Kusunoki Masayoshi, Fujihara Tatsuya, Ishida Ryosuke, Yamamori Yuji
Division of Emergency and Critical Care, Shimane Prefectural Central Hospital, Izumo, JPN.
Department of Anesthesiology, Shimane University Hospital, Izumo, JPN.
Cureus. 2025 Jun 24;17(6):e86704. doi: 10.7759/cureus.86704. eCollection 2025 Jun.

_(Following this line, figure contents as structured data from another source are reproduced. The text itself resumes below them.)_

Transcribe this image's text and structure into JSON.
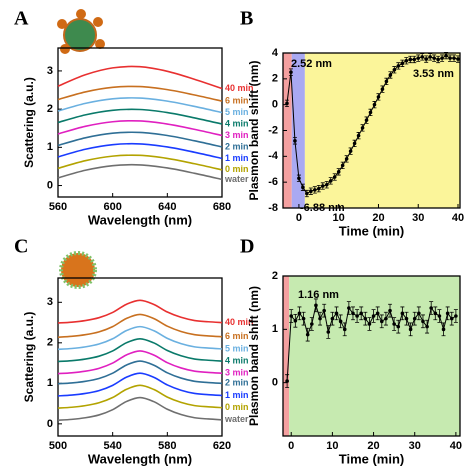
{
  "chart_data": [
    {
      "type": "line",
      "label": "A",
      "xlabel": "Wavelength (nm)",
      "ylabel": "Scattering (a.u.)",
      "xlim": [
        560,
        680
      ],
      "xticks": [
        560,
        600,
        640,
        680
      ],
      "ylim": [
        -0.3,
        3.6
      ],
      "yticks": [
        0,
        1,
        2,
        3
      ],
      "x": [
        560,
        580,
        600,
        620,
        640,
        660,
        680
      ],
      "series": [
        {
          "name": "water",
          "color": "#6f6f6f",
          "values": [
            0.2,
            0.4,
            0.52,
            0.54,
            0.46,
            0.32,
            0.16
          ]
        },
        {
          "name": "0 min",
          "color": "#b3a300",
          "values": [
            0.45,
            0.65,
            0.77,
            0.79,
            0.71,
            0.57,
            0.41
          ]
        },
        {
          "name": "1 min",
          "color": "#1a3cff",
          "values": [
            0.75,
            0.95,
            1.07,
            1.09,
            1.01,
            0.87,
            0.71
          ]
        },
        {
          "name": "2 min",
          "color": "#2f6f96",
          "values": [
            1.05,
            1.25,
            1.37,
            1.39,
            1.31,
            1.17,
            1.01
          ]
        },
        {
          "name": "3 min",
          "color": "#e020c0",
          "values": [
            1.35,
            1.55,
            1.67,
            1.69,
            1.61,
            1.47,
            1.31
          ]
        },
        {
          "name": "4 min",
          "color": "#0a7a6a",
          "values": [
            1.65,
            1.85,
            1.97,
            1.99,
            1.91,
            1.77,
            1.61
          ]
        },
        {
          "name": "5 min",
          "color": "#6ab0e0",
          "values": [
            1.95,
            2.15,
            2.27,
            2.29,
            2.21,
            2.07,
            1.91
          ]
        },
        {
          "name": "6 min",
          "color": "#c87020",
          "values": [
            2.25,
            2.45,
            2.57,
            2.59,
            2.51,
            2.37,
            2.21
          ]
        },
        {
          "name": "40 min",
          "color": "#e83030",
          "values": [
            2.6,
            2.9,
            3.08,
            3.11,
            2.99,
            2.78,
            2.54
          ]
        }
      ]
    },
    {
      "type": "errorbar",
      "label": "B",
      "xlabel": "Time (min)",
      "ylabel": "Plasmon band shift (nm)",
      "xlim": [
        -4,
        40.5
      ],
      "xticks": [
        0,
        10,
        20,
        30,
        40
      ],
      "ylim": [
        -8,
        4
      ],
      "yticks": [
        -8,
        -6,
        -4,
        -2,
        0,
        2,
        4
      ],
      "bands": [
        {
          "from": -4,
          "to": -1.8,
          "color": "#f4a0a0"
        },
        {
          "from": -1.8,
          "to": 1.5,
          "color": "#a9a9f2"
        },
        {
          "from": 1.5,
          "to": 40.5,
          "color": "#fbf59a"
        }
      ],
      "annotations": [
        "2.52 nm",
        "-6.88 nm",
        "3.53 nm"
      ],
      "error": 0.25,
      "color": "#000000",
      "x": [
        -3,
        -2,
        -1,
        0,
        1,
        2,
        3,
        4,
        5,
        6,
        7,
        8,
        9,
        10,
        11,
        12,
        13,
        14,
        15,
        16,
        17,
        18,
        19,
        20,
        21,
        22,
        23,
        24,
        25,
        26,
        27,
        28,
        29,
        30,
        31,
        32,
        33,
        34,
        35,
        36,
        37,
        38,
        39,
        40
      ],
      "values": [
        0.1,
        2.52,
        -2.8,
        -5.7,
        -6.4,
        -6.88,
        -6.7,
        -6.6,
        -6.5,
        -6.3,
        -6.2,
        -5.9,
        -5.6,
        -5.2,
        -4.7,
        -4.2,
        -3.6,
        -3.0,
        -2.4,
        -1.8,
        -1.2,
        -0.6,
        0.0,
        0.6,
        1.2,
        1.8,
        2.3,
        2.7,
        3.0,
        3.2,
        3.4,
        3.5,
        3.5,
        3.6,
        3.7,
        3.53,
        3.7,
        3.6,
        3.5,
        3.6,
        3.8,
        3.6,
        3.6,
        3.53
      ]
    },
    {
      "type": "line",
      "label": "C",
      "xlabel": "Wavelength (nm)",
      "ylabel": "Scattering (a.u.)",
      "xlim": [
        500,
        620
      ],
      "xticks": [
        500,
        540,
        580,
        620
      ],
      "ylim": [
        -0.3,
        3.6
      ],
      "yticks": [
        0,
        1,
        2,
        3
      ],
      "x": [
        500,
        510,
        520,
        530,
        540,
        550,
        560,
        570,
        580,
        590,
        600,
        610,
        620
      ],
      "series": [
        {
          "name": "water",
          "color": "#6f6f6f",
          "values": [
            0.09,
            0.11,
            0.15,
            0.22,
            0.35,
            0.55,
            0.65,
            0.55,
            0.36,
            0.23,
            0.15,
            0.12,
            0.1
          ]
        },
        {
          "name": "0 min",
          "color": "#b3a300",
          "values": [
            0.39,
            0.41,
            0.45,
            0.52,
            0.65,
            0.85,
            0.95,
            0.85,
            0.66,
            0.53,
            0.45,
            0.42,
            0.4
          ]
        },
        {
          "name": "1 min",
          "color": "#1a3cff",
          "values": [
            0.69,
            0.71,
            0.75,
            0.82,
            0.95,
            1.15,
            1.25,
            1.15,
            0.96,
            0.83,
            0.75,
            0.72,
            0.7
          ]
        },
        {
          "name": "2 min",
          "color": "#2f6f96",
          "values": [
            0.99,
            1.01,
            1.05,
            1.12,
            1.25,
            1.45,
            1.55,
            1.45,
            1.26,
            1.13,
            1.05,
            1.02,
            1.0
          ]
        },
        {
          "name": "3 min",
          "color": "#e020c0",
          "values": [
            1.24,
            1.26,
            1.3,
            1.37,
            1.5,
            1.7,
            1.8,
            1.7,
            1.51,
            1.38,
            1.3,
            1.27,
            1.25
          ]
        },
        {
          "name": "4 min",
          "color": "#0a7a6a",
          "values": [
            1.54,
            1.56,
            1.6,
            1.67,
            1.8,
            2.0,
            2.1,
            2.0,
            1.81,
            1.68,
            1.6,
            1.57,
            1.55
          ]
        },
        {
          "name": "5 min",
          "color": "#6ab0e0",
          "values": [
            1.84,
            1.86,
            1.9,
            1.97,
            2.1,
            2.3,
            2.4,
            2.3,
            2.11,
            1.98,
            1.9,
            1.87,
            1.85
          ]
        },
        {
          "name": "6 min",
          "color": "#c87020",
          "values": [
            2.14,
            2.16,
            2.2,
            2.27,
            2.4,
            2.6,
            2.7,
            2.6,
            2.41,
            2.28,
            2.2,
            2.17,
            2.15
          ]
        },
        {
          "name": "40 min",
          "color": "#e83030",
          "values": [
            2.49,
            2.51,
            2.55,
            2.62,
            2.75,
            2.95,
            3.05,
            2.95,
            2.76,
            2.63,
            2.55,
            2.52,
            2.5
          ]
        }
      ]
    },
    {
      "type": "errorbar",
      "label": "D",
      "xlabel": "Time (min)",
      "ylabel": "Plasmon band shift (nm)",
      "xlim": [
        -2,
        41
      ],
      "xticks": [
        0,
        10,
        20,
        30,
        40
      ],
      "ylim": [
        -1,
        2
      ],
      "yticks": [
        0,
        1,
        2
      ],
      "bands": [
        {
          "from": -2,
          "to": -0.5,
          "color": "#f4a0a0"
        },
        {
          "from": -0.5,
          "to": 41,
          "color": "#c6eab0"
        }
      ],
      "annotations": [
        "1.16 nm"
      ],
      "error": 0.12,
      "color": "#000000",
      "x": [
        -1,
        0,
        1,
        2,
        3,
        4,
        5,
        6,
        7,
        8,
        9,
        10,
        11,
        12,
        13,
        14,
        15,
        16,
        17,
        18,
        19,
        20,
        21,
        22,
        23,
        24,
        25,
        26,
        27,
        28,
        29,
        30,
        31,
        32,
        33,
        34,
        35,
        36,
        37,
        38,
        39,
        40
      ],
      "values": [
        0.03,
        1.25,
        1.16,
        1.3,
        1.2,
        0.9,
        1.1,
        1.45,
        1.2,
        1.35,
        0.95,
        1.2,
        1.3,
        1.15,
        1.0,
        1.4,
        1.3,
        1.25,
        1.3,
        1.2,
        1.1,
        1.25,
        1.3,
        1.15,
        1.2,
        1.35,
        1.1,
        1.05,
        1.3,
        1.2,
        1.0,
        1.2,
        1.3,
        1.15,
        1.05,
        1.4,
        1.3,
        1.25,
        1.0,
        1.3,
        1.2,
        1.25
      ]
    }
  ]
}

Hyperkalemia is a potentially life-threatening condition, particularly in patients with chronic kidney disease (CKD). Potassium-enriched salt substitutes are increasingly promoted as a dietary intervention for hypertension, but may pose risks in patients with impaired renal function. We report the case of an 88-year-old male with CKD who developed asymptomatic but marked hyperkalemia (7.5 mEq/L) during hospitalization for osteomyelitis. The patient had unknowingly consumed a potassium-enriched salt substitute brought in by his family to improve the taste of hospital meals. His renal function had previously declined due to septic and prerenal acute kidney injury. Following identification of the hyperkalemia, the patient was treated with glucose-insulin therapy, intravenous fluids, diuretics, and sodium polystyrene sulfonate, leading to normalization of serum potassium levels. This case highlights the importance of monitoring dietary potassium sources in hospitalized patients with CKD and underscores the need for patient and caregiver education regarding the risks of unregulated dietary supplements, especially potassium-based salt substitutes.
高钾血症是一种潜在的危及生命的病症,尤其是在慢性肾脏病(CKD)患者中。富含钾的盐替代品作为高血压的一种饮食干预措施,其推广程度日益增加,但可能会给肾功能受损的患者带来风险。我们报告了一例88岁患有慢性肾脏病的男性患者,该患者因骨髓炎住院期间出现了无症状但严重的高钾血症(7.5毫当量/升)。患者在不知情的情况下食用了家人带来的富含钾的盐替代品,以改善医院饭菜的味道。他的肾功能先前因脓毒症和肾前性急性肾损伤而下降。在发现高钾血症后,对患者进行了葡萄糖 - 胰岛素治疗、静脉输液、利尿剂和聚苯乙烯磺酸钠治疗,使血清钾水平恢复正常。该病例突出了监测住院慢性肾脏病患者饮食中钾来源的重要性,并强调了对患者及其护理人员进行关于不受监管的膳食补充剂(尤其是钾基盐替代品)风险教育的必要性。